Des groupes de défense des droits humains et des chercheurs des Nations unies ont qualifié cela de « pluie noire ». Les frappes aériennes conjointes et surprise des États-Unis et d’Israël sur les installations pétrolières iraniennes, survenues au mois de mars dernier, ont projeté dans les couches nuageuses de la région des nuages toxiques et fortement acides composés de suie et d’huile aérosolisée, faisant peser une ombre littérale et sombre sur le territoire en réaction aux attaques.
Des experts de l’Organisation mondiale de la santé des Nations unies ont exhorté les quelque 10 millions d’habitants de Téhéran à rester enfermés chez eux et à porter des masques, suite à l’attaque particulièrement dévastatrice contre trois dépôts de carburant et la Raffinerie de Téhéran, située juste à l’extérieur de la capitale, dans la nuit du 7 mars. Les professionnels de santé ont compris presque immédiatement le potentiel risque de dommages pulmonaires et de brûlures cutanées après le bombardement. Mais il a fallu une étude détaillée — mobilisant des données satellitaires chinoises et européennes — pour situer enfin l’ampleur complète de ce désastre environnemental et sanitaire en temps de guerre.
Des météorologues et des scientifiques de l’atmosphère en Chine ont désormais déterminé que l’impact équivalait à plusieurs jours d’activité volcanique. Selon leurs travaux, les frappes du 7 mars ont éjecté au total 29 800 tonnes de pollution toxique de dioxyde de souffre dans l’atmosphère au-dessus de Téhéran — soit un volume habituellement émis sur plusieurs jours par l’éruption du volcan le plus actif d’Hawaï, le Kīlauea.

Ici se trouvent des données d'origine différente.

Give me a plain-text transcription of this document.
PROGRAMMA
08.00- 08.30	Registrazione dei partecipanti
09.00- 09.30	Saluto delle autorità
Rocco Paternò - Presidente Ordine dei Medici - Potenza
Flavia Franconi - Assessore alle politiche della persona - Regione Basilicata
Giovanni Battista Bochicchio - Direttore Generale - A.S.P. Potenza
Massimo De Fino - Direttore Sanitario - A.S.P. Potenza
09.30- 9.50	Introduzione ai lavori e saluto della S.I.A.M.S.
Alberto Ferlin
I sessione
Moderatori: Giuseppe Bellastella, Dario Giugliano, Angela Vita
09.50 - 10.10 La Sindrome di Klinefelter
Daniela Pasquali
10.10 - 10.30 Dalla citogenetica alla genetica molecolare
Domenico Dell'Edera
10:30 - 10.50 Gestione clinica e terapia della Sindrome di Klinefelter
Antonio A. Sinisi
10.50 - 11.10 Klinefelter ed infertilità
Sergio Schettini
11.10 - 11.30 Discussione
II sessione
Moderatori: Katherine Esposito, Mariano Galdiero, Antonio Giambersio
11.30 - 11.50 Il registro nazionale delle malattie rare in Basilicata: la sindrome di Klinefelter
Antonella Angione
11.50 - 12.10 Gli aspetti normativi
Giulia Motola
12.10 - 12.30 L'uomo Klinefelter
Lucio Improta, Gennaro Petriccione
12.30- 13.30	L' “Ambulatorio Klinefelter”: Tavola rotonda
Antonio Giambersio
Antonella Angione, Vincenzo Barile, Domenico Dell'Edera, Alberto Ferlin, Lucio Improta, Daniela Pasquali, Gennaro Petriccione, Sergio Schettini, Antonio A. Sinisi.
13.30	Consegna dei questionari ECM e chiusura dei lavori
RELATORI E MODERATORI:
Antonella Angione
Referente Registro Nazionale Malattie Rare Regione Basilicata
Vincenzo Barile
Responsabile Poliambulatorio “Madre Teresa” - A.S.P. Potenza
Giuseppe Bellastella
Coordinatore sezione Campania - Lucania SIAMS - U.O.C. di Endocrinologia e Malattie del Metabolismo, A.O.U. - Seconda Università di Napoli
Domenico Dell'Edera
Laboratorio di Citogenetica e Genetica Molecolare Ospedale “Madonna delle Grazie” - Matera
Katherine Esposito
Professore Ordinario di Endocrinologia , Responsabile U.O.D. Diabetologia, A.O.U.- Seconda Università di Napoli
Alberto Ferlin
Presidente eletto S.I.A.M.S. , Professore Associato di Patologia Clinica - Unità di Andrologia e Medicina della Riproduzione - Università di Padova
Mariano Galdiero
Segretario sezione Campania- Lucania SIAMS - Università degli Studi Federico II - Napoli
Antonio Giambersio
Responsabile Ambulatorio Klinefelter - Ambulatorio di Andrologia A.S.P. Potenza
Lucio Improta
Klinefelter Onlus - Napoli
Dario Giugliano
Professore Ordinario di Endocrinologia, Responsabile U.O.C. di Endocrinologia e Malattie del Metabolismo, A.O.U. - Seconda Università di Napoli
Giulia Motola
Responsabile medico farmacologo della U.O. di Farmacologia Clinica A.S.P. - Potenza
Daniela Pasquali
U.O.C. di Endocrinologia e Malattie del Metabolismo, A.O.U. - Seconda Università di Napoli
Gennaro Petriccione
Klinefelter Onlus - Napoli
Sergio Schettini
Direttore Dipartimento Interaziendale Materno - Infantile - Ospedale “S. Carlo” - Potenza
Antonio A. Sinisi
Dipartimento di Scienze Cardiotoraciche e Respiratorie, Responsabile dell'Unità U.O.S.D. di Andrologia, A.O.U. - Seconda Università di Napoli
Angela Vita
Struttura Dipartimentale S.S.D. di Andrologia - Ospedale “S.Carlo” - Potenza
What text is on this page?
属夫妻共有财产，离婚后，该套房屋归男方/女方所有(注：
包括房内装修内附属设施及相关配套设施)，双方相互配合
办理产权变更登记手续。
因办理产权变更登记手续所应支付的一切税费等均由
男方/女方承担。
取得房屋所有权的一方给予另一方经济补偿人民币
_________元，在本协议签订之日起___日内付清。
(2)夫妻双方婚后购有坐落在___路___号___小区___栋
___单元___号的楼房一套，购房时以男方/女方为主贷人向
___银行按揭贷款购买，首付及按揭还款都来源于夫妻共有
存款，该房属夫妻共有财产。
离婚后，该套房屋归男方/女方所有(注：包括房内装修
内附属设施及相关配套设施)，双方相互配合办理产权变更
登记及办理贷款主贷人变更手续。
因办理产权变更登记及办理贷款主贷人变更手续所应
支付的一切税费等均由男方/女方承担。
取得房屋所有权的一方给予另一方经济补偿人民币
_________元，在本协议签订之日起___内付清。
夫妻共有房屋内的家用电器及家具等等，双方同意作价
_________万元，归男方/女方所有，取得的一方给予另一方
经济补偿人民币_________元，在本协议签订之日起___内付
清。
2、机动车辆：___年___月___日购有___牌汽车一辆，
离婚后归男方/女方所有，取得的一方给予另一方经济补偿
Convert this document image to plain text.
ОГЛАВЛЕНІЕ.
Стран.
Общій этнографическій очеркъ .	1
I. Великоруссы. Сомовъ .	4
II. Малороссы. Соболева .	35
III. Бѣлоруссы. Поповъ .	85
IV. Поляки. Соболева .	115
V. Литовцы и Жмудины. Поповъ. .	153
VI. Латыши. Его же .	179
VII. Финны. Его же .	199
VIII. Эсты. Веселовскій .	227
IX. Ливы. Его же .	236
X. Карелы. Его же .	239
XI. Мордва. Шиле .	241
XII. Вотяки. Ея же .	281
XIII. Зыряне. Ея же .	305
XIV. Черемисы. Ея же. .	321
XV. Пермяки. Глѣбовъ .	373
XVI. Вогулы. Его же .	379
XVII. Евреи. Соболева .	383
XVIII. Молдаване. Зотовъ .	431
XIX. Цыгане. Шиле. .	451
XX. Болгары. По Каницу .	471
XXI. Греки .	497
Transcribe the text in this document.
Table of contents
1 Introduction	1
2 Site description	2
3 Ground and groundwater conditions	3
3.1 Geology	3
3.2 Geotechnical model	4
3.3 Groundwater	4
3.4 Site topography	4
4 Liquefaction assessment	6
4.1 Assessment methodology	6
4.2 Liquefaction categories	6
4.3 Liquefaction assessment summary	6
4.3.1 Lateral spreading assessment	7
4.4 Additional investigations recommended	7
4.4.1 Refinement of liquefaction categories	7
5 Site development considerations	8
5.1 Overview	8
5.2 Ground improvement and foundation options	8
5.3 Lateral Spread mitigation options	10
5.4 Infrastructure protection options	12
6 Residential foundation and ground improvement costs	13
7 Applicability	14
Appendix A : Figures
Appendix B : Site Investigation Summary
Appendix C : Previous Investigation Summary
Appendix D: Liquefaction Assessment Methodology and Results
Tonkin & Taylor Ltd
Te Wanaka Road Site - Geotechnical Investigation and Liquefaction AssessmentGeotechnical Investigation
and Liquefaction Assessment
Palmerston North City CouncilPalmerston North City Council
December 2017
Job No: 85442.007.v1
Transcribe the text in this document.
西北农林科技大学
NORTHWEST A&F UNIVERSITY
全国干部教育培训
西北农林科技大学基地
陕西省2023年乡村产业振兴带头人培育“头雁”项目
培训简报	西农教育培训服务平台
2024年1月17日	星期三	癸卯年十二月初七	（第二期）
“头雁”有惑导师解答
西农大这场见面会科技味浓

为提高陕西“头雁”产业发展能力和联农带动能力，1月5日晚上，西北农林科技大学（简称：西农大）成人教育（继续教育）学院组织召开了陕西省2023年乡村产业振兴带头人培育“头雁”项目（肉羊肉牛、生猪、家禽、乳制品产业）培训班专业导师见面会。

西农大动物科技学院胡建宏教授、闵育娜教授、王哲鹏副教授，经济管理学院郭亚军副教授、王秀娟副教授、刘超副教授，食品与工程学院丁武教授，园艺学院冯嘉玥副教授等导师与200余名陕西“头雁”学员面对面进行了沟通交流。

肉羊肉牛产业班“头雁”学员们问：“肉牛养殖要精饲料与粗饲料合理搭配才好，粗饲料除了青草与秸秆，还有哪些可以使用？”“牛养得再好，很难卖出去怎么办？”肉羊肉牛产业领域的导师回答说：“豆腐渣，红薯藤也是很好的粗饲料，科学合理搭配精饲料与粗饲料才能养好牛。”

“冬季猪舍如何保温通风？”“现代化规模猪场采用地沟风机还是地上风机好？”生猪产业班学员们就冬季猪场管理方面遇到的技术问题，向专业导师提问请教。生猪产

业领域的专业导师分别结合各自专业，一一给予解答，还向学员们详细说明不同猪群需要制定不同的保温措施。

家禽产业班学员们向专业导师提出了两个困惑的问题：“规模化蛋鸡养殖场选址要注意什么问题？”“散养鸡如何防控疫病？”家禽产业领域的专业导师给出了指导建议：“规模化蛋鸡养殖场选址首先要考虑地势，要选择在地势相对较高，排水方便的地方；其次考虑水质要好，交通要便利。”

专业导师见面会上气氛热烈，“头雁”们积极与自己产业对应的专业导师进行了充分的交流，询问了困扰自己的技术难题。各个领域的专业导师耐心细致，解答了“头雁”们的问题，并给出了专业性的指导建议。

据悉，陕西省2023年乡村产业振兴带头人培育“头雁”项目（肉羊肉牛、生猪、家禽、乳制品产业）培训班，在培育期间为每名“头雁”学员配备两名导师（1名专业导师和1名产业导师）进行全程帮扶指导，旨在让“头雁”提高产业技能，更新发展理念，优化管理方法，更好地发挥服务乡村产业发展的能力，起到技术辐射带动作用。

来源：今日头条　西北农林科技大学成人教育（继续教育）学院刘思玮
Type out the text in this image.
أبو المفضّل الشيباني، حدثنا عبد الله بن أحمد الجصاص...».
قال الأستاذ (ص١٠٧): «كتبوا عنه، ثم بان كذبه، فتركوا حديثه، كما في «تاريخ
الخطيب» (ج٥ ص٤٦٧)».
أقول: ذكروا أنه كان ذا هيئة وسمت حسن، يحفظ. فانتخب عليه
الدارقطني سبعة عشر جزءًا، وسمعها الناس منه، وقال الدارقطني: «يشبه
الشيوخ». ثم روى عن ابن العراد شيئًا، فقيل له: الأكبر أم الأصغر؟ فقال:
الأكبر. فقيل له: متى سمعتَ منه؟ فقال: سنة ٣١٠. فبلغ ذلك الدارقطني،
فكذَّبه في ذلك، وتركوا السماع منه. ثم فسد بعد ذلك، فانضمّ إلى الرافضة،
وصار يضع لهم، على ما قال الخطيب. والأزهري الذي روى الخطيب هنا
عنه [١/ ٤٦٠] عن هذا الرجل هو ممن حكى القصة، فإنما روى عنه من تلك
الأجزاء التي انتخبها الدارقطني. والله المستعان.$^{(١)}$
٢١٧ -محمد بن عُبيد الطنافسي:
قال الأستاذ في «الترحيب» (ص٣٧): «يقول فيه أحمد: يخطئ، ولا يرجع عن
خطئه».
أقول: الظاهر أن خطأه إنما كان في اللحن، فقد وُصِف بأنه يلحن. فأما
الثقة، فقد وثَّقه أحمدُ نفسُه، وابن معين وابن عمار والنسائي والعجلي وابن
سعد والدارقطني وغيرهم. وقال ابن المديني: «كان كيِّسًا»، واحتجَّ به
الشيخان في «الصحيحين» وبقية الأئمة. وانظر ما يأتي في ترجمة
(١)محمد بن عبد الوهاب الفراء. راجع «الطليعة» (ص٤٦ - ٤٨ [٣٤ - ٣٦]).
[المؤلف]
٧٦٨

« Des rapports locaux indiquaient que certains résidents souffraient de maux de tête, d’un goût amer dans la bouche, d’irritations oculaires et cutanées, ainsi que de difficultés respiratoires », écrivent les chercheurs dans leur nouvelle étude, publiée mardi dans la revue Advances in Atmospheric Sciences.
Bien que l’équipe ait pour objectif d’évaluer les dommages causés dans ce cas précis, elle affirme aussi espérer que l’étude serve de preuve de concept — démontrant comment les satellites de recherche atmosphérique et climatique peuvent être réutilisés pour une « surveillance des urgences environnementales » n’importe où, écrivent les auteurs dans leur article.
« Vent et nuage »
Les fiers propriétaires de véhicules à moteur diesel ou les amateurs des réformes environnementales de l’ère Nixon n’auront probablement pas besoin d’une introduction au dioxyde de soufre. Il s’agit d’un sous-produit de certaines combustions d’essence qui est strictement réglementé aux États-Unis depuis 1970 en raison de ses effets nocifs sur l’homme et sur l’environnement, notamment son rôle prépondérant dans les pluies acides corrosives.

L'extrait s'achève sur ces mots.